Die Dame am Empfang strahlte, als die Gäste eintraten und sie schaute bei Jo und seinen Damen zweimal hin. Jo hatte die Hand vor dem Mund, hüstelte etwas, legte seinen Zeigefinger verstohlen auf seine Lippen und schaute die Dame am Counter an. Sie hatte schon für eine besonders freudige Begrüßung Luft geholt, wandelte die aber schnell in eine normale freundliche Begrüßung um. Jo nickte ihr zu und zwinkerte mit einem Auge. Die Empfangsdame hatte grandios reagiert. Der Gastgeber des Abends bestellte, was die Karte hergab. Offensichtlich spielte Geld bei ihm wirklich keine Rolle? Während die vier ihren Aperitif schlürften, entschuldigte sich der große Mann von Welt. Als Jo einen kurzen Gang zur Toilette einlegen wollte, um Platz für die angedrohten Köstlichkeiten zu schaffen, entdeckte er den Gastgeber heftig diskutierend mit dem Geschäftsführer des Clubs in einer versteckten Ecke des Lokals. Er konnte nicht verstehen, was gesprochen wurde, aber allein die Gestik und die Mimik der beiden Personen sprachen Bände. Offensichtlich war wohl doch nicht alles eitel Sonnenschein.
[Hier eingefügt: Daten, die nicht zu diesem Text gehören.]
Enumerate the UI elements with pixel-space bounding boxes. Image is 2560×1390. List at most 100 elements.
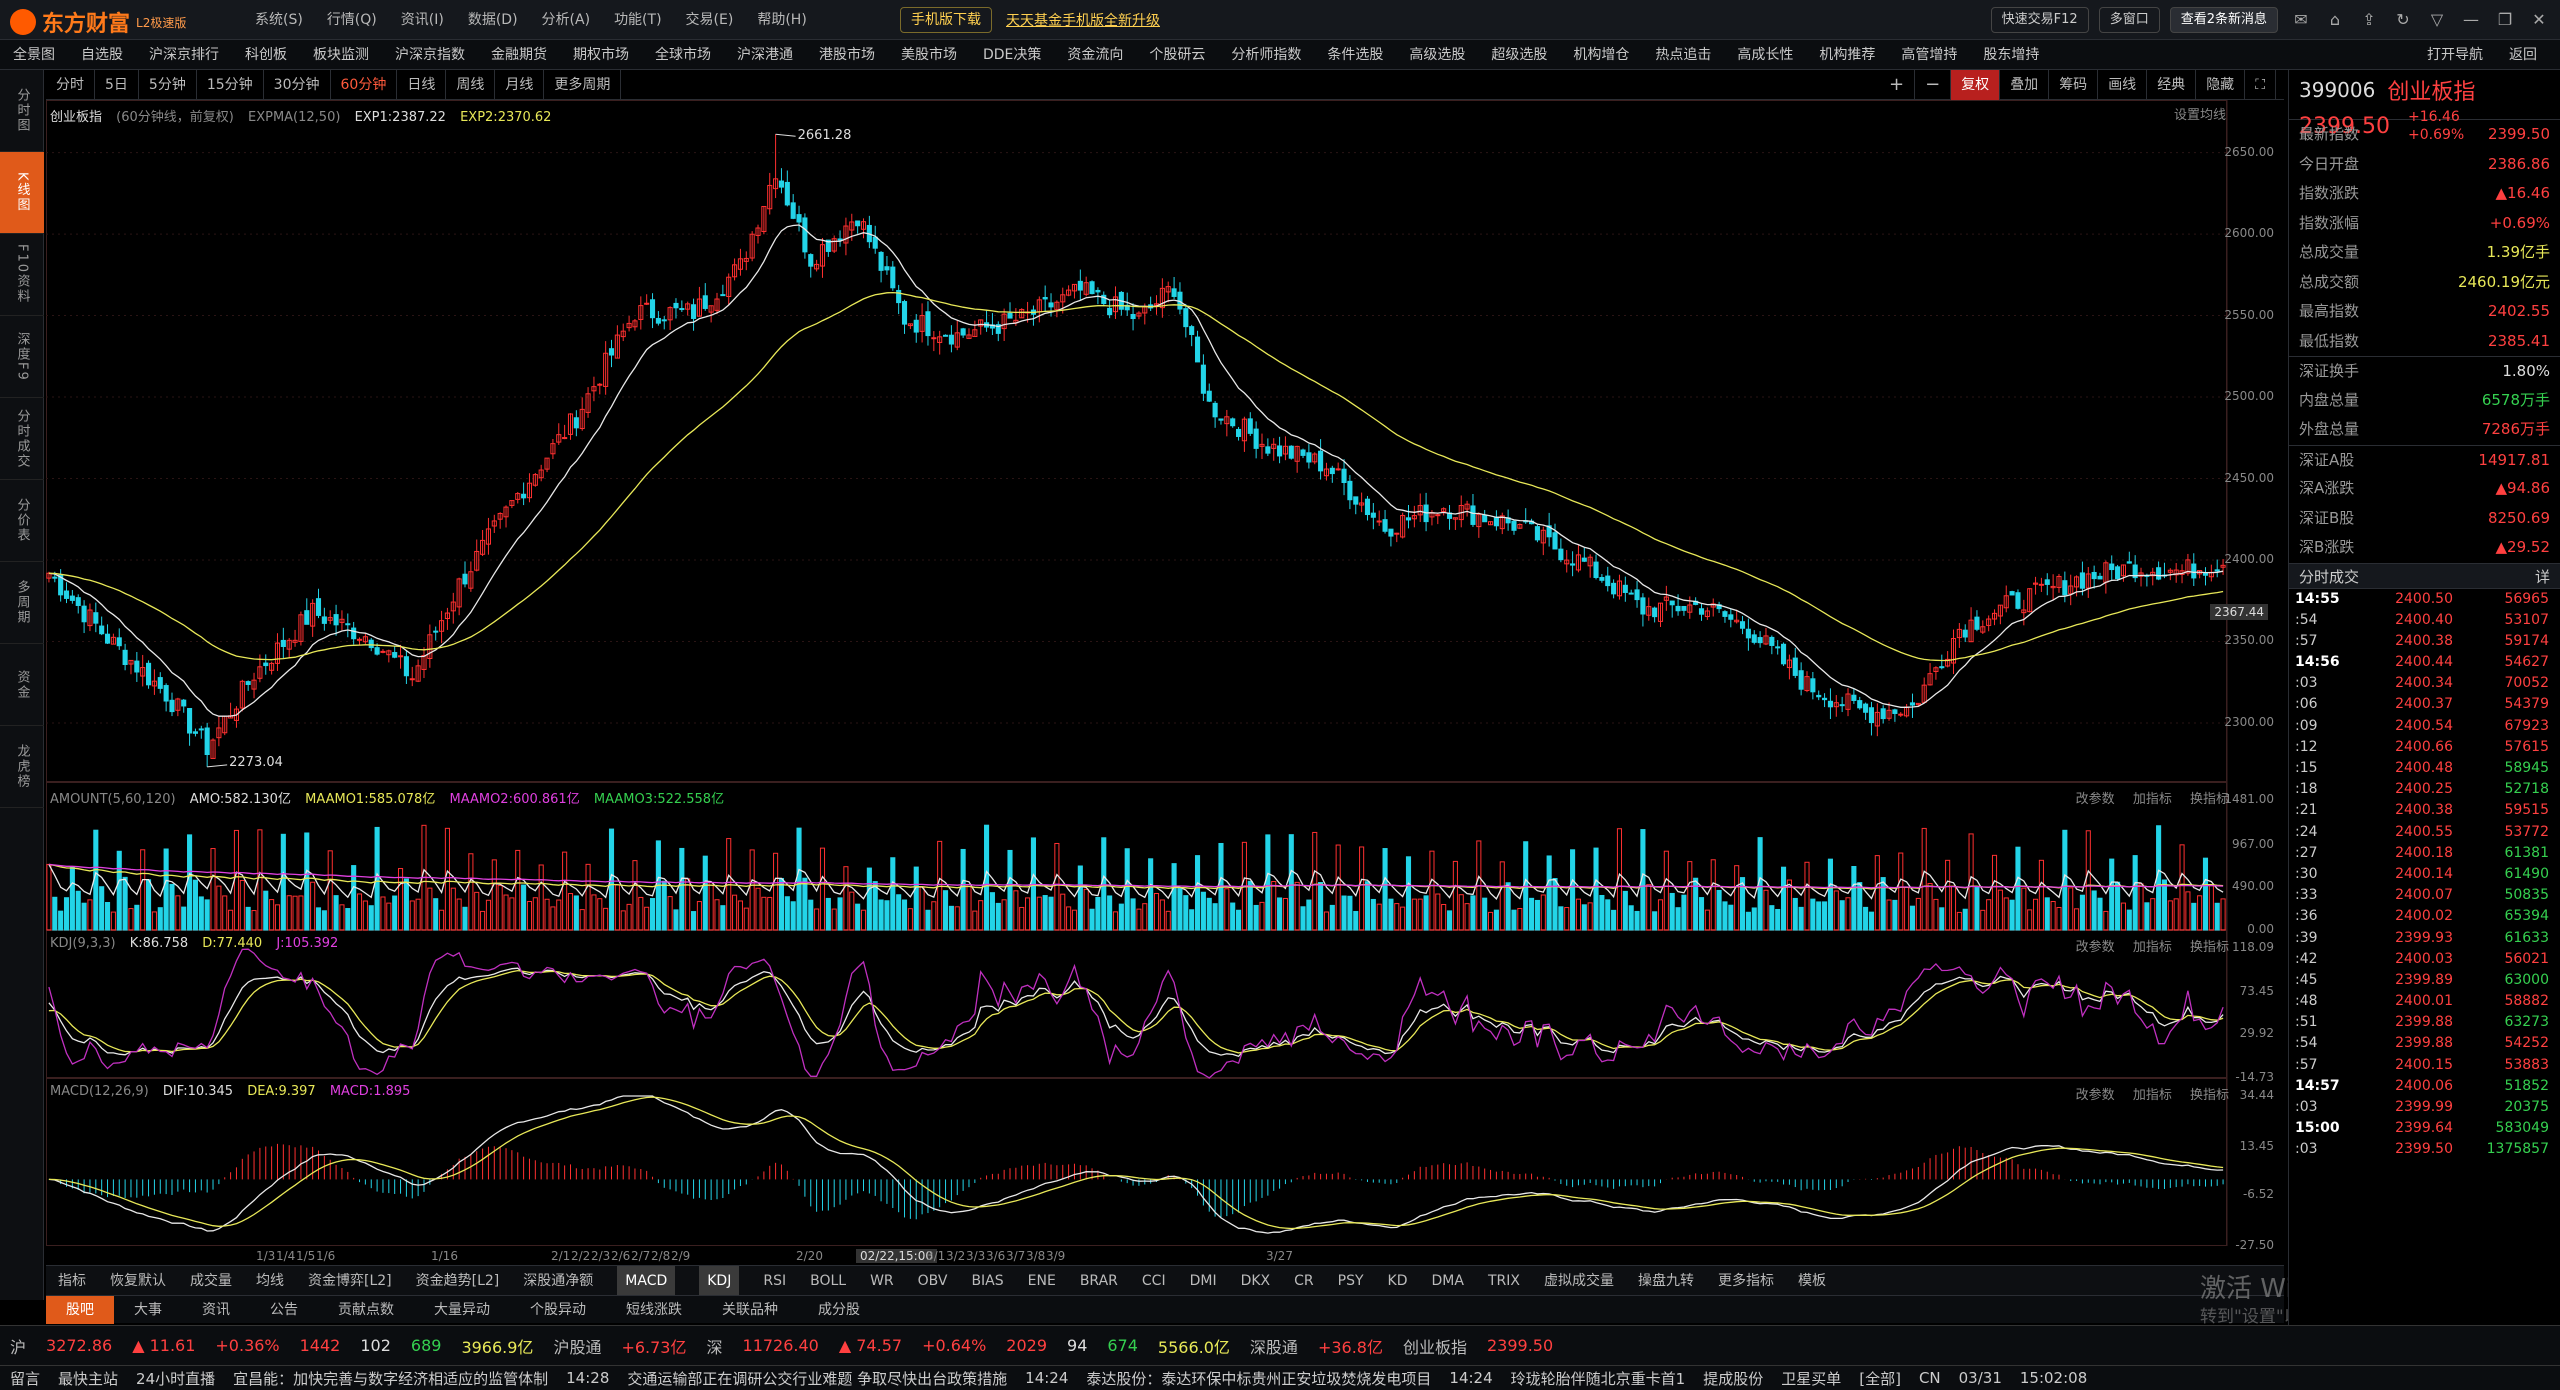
nav-item[interactable]: 高管增持 — [1901, 40, 1957, 70]
classic-button[interactable]: 经典 — [2147, 70, 2197, 100]
zoom-in-icon[interactable]: + — [1879, 70, 1916, 100]
bottom-tab[interactable]: 公告 — [250, 1296, 318, 1324]
period-tab[interactable]: 15分钟 — [197, 69, 264, 100]
share-icon[interactable]: ⇪ — [2358, 9, 2380, 31]
news-item[interactable]: 14:28 — [566, 1369, 609, 1387]
ticks-detail-button[interactable]: 详 — [2535, 564, 2550, 588]
menu-help[interactable]: 帮助(H) — [757, 0, 806, 40]
period-tab[interactable]: 周线 — [446, 69, 496, 100]
indicator-tab[interactable]: CCI — [1142, 1266, 1166, 1296]
indicator-tab[interactable]: 资金博弈[L2] — [308, 1266, 392, 1296]
quick-trade-button[interactable]: 快速交易F12 — [1990, 7, 2089, 33]
menu-functions[interactable]: 功能(T) — [614, 0, 661, 40]
indicator-tab[interactable]: DMI — [1190, 1266, 1217, 1296]
nav-item[interactable]: 资金流向 — [1067, 40, 1123, 70]
nav-item[interactable]: 沪深京排行 — [149, 40, 219, 70]
indicator-tab[interactable]: MACD — [617, 1265, 676, 1296]
news-item[interactable]: 泰达股份：泰达环保中标贵州正安垃圾焚烧发电项目 — [1086, 1368, 1431, 1389]
add-indicator-button[interactable]: 加指标 — [2133, 1088, 2172, 1103]
bottom-tab[interactable]: 资讯 — [182, 1296, 250, 1324]
left-tab[interactable]: 深度F9 — [0, 316, 44, 398]
news-item[interactable]: 卫星买单 — [1781, 1368, 1841, 1389]
nav-item[interactable]: 机构增仓 — [1573, 40, 1629, 70]
indicator-tab[interactable]: ENE — [1028, 1266, 1056, 1296]
minimize-icon[interactable]: — — [2460, 9, 2482, 31]
mail-icon[interactable]: ✉ — [2290, 9, 2312, 31]
bottom-tab[interactable]: 个股异动 — [510, 1296, 606, 1324]
nav-item[interactable]: 美股市场 — [901, 40, 957, 70]
macd-indicator-name[interactable]: MACD(12,26,9) — [50, 1084, 149, 1099]
restore-icon[interactable]: ❐ — [2494, 9, 2516, 31]
bottom-tab[interactable]: 关联品种 — [702, 1296, 798, 1324]
period-tab[interactable]: 分时 — [46, 69, 95, 100]
period-tab[interactable]: 60分钟 — [331, 69, 398, 100]
nav-item[interactable]: 全景图 — [13, 40, 55, 70]
nav-item[interactable]: 板块监测 — [313, 40, 369, 70]
promo-link[interactable]: 天天基金手机版全新升级 — [1006, 10, 1160, 30]
close-icon[interactable]: ✕ — [2528, 9, 2550, 31]
kline-chart-area[interactable]: 创业板指 (60分钟线，前复权) EXPMA(12,50) EXP1:2387.… — [46, 100, 2284, 1265]
bottom-tab[interactable]: 贡献点数 — [318, 1296, 414, 1324]
indicator-tab[interactable]: PSY — [1338, 1266, 1364, 1296]
kdj-indicator-name[interactable]: KDJ(9,3,3) — [50, 936, 116, 951]
left-tab[interactable]: 分价表 — [0, 480, 44, 562]
indicator-tab[interactable]: RSI — [763, 1266, 786, 1296]
mobile-download-button[interactable]: 手机版下载 — [900, 7, 992, 33]
indicator-tab[interactable]: DKX — [1241, 1266, 1271, 1296]
chart-svg[interactable] — [46, 100, 2284, 1247]
menu-trade[interactable]: 交易(E) — [686, 0, 734, 40]
expma-label[interactable]: EXPMA(12,50) — [248, 110, 340, 125]
period-tab[interactable]: 月线 — [495, 69, 545, 100]
bottom-tab[interactable]: 成分股 — [798, 1296, 880, 1324]
indicator-tab[interactable]: 成交量 — [190, 1266, 232, 1296]
news-item[interactable]: [全部] — [1859, 1368, 1901, 1389]
nav-item[interactable]: 机构推荐 — [1819, 40, 1875, 70]
news-item[interactable]: 最快主站 — [58, 1368, 118, 1389]
zoom-out-icon[interactable]: − — [1915, 70, 1952, 100]
indicator-tab[interactable]: 深股通净额 — [523, 1266, 593, 1296]
nav-item[interactable]: 个股研云 — [1149, 40, 1205, 70]
nav-item[interactable]: 分析师指数 — [1231, 40, 1301, 70]
edit-params-button[interactable]: 改参数 — [2076, 940, 2115, 955]
news-item[interactable]: 提成股份 — [1703, 1368, 1763, 1389]
left-tab[interactable]: 多周期 — [0, 562, 44, 644]
left-tab[interactable]: K线图 — [0, 152, 44, 234]
left-tab[interactable]: F10资料 — [0, 234, 44, 316]
indicator-tab[interactable]: 恢复默认 — [110, 1266, 166, 1296]
nav-item[interactable]: 金融期货 — [491, 40, 547, 70]
draw-line-button[interactable]: 画线 — [2098, 70, 2148, 100]
menu-system[interactable]: 系统(S) — [255, 0, 303, 40]
menu-quotes[interactable]: 行情(Q) — [327, 0, 377, 40]
indicator-tab[interactable]: DMA — [1432, 1266, 1464, 1296]
news-item[interactable]: 宜昌能：加快完善与数字经济相适应的监管体制 — [233, 1368, 548, 1389]
news-item[interactable]: 14:24 — [1025, 1369, 1068, 1387]
indicator-tab[interactable]: BOLL — [810, 1266, 846, 1296]
period-tab[interactable]: 日线 — [397, 69, 447, 100]
indicator-tab[interactable]: 指标 — [58, 1266, 86, 1296]
edit-params-button[interactable]: 改参数 — [2076, 1088, 2115, 1103]
nav-item[interactable]: 期权市场 — [573, 40, 629, 70]
bottom-tab[interactable]: 短线涨跌 — [606, 1296, 702, 1324]
news-item[interactable]: 14:24 — [1449, 1369, 1492, 1387]
news-item[interactable]: CN — [1919, 1369, 1941, 1387]
hide-button[interactable]: 隐藏 — [2196, 70, 2246, 100]
nav-item[interactable]: 全球市场 — [655, 40, 711, 70]
news-item[interactable]: 03/31 — [1959, 1369, 2002, 1387]
skin-icon[interactable]: ▽ — [2426, 9, 2448, 31]
nav-item[interactable]: 高成长性 — [1737, 40, 1793, 70]
nav-item[interactable]: 沪深京指数 — [395, 40, 465, 70]
back-button[interactable]: 返回 — [2509, 40, 2537, 70]
indicator-tab[interactable]: KDJ — [699, 1265, 740, 1296]
nav-item[interactable]: 港股市场 — [819, 40, 875, 70]
period-tab[interactable]: 5日 — [95, 69, 139, 100]
bottom-tab[interactable]: 大量异动 — [414, 1296, 510, 1324]
indicator-tab[interactable]: 模板 — [1798, 1266, 1826, 1296]
indicator-tab[interactable]: BIAS — [971, 1266, 1003, 1296]
indicator-tab[interactable]: CR — [1294, 1266, 1314, 1296]
ticks-list[interactable]: 14:55 2400.50 56965:54 2400.40 53107:57 2400.… — [2289, 589, 2560, 1161]
nav-item[interactable]: 热点追击 — [1655, 40, 1711, 70]
indicator-tab[interactable]: OBV — [918, 1266, 948, 1296]
nav-item[interactable]: DDE决策 — [983, 40, 1041, 70]
indicator-tab[interactable]: 均线 — [256, 1266, 284, 1296]
left-tab[interactable]: 资金 — [0, 644, 44, 726]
Jo beeilte sich, vor der Rückkehr des Händlers wieder auf seinem Platz zu sitzen.

„Das ist aber alles sehr feudal und nobel hier“, bemerkte Jo und schob anerkennend seine Unterlippe vor.

„Ich möchte Ihnen hiermit einen Eindruck davon vermitteln, wie wir uns unsere Anlage später vorstellen“, prahlte der Verkäufer. Jo tat schwer beeindruckt, denn er hatte zu diesem Zeitpunkt keine Lust auf langatmige Diskussionen mit dem Herrn. Es roch für Jo immer mehr nach faulen Eiern. Also nicht in der Küche, die war ausgezeichnet. Aber nach denen, die der Verkäufer an den Mann bringen wollte. Den restlichen Abend speiste man ganz feudal und ließ sich spätabends von der Motoryacht wieder zurück nach Bregenz in den Hafen fahren. Der redegewaltige Händler lud Jo auch noch für einen der Folgetage in sein Büro ein.

Jo blockte erst einmal ab und schob vor, er müsse noch andere Termine wahrnehmen. Bei Bedarf würde er sich mit dem Verkäufer in Verbindung setzen und sie könnten dann einen neuen Termin vereinbaren. Damit verabschiedeten sie sich und der verhinderte Freizeitkapitän wurde mit der Yacht wieder aus dem Hafen gefahren.

„Was war das denn heute Abend?“ platzte es aus Swetlana heraus, als das Wassergefährt mit Besatzung außer Hör- und Sichtweite war. Auch die beiden Teenager sahen Jo fragend an.

„Das passiert“, grinste Jo, „wenn man seine Hausaufgaben nicht gemacht hat und auf Biegen und Brechen Punkte sammeln will!“

„Du meinst“, fragte Swetlana und sah ihn in ihrer gewohnt reizenden Art wieder spitzbübisch von der Seite an, „immer kräftig Staub aufwirbeln und den Leuten Sand in die Augen streuen, bis die anderen nichts mehr sehen können?“

„So in etwa“, grinste Jo, „ Du hast das Geschäftsmodell jetzt gerade begriffen!“

„Warum macht der sowas, wenn er doch offensichtlich so dringend Geld braucht?“, fragte Dunja irritiert.

„Das kann ich Dir auch nicht sagen, aber jetzt bin ich mir noch sicherer, dass hier etwas faul ist! Oberfaul, würde ich sogar sagen!“, schloss Jo.

„Ich war ja nur so froh“, beteiligte sich Christina auch an der Unterhaltung, „dass die Empfangsdame vom Yachtclub so super reagiert hat!“

Jo grinste und sagte: „Es braucht ja nicht gleich jeder zu wissen, wo wir Mitglied sind, nicht wahr?“

Den kurzen Weg ins Hotel nutzten die vier, um weitere wilde Mutmaßungen anzustellen.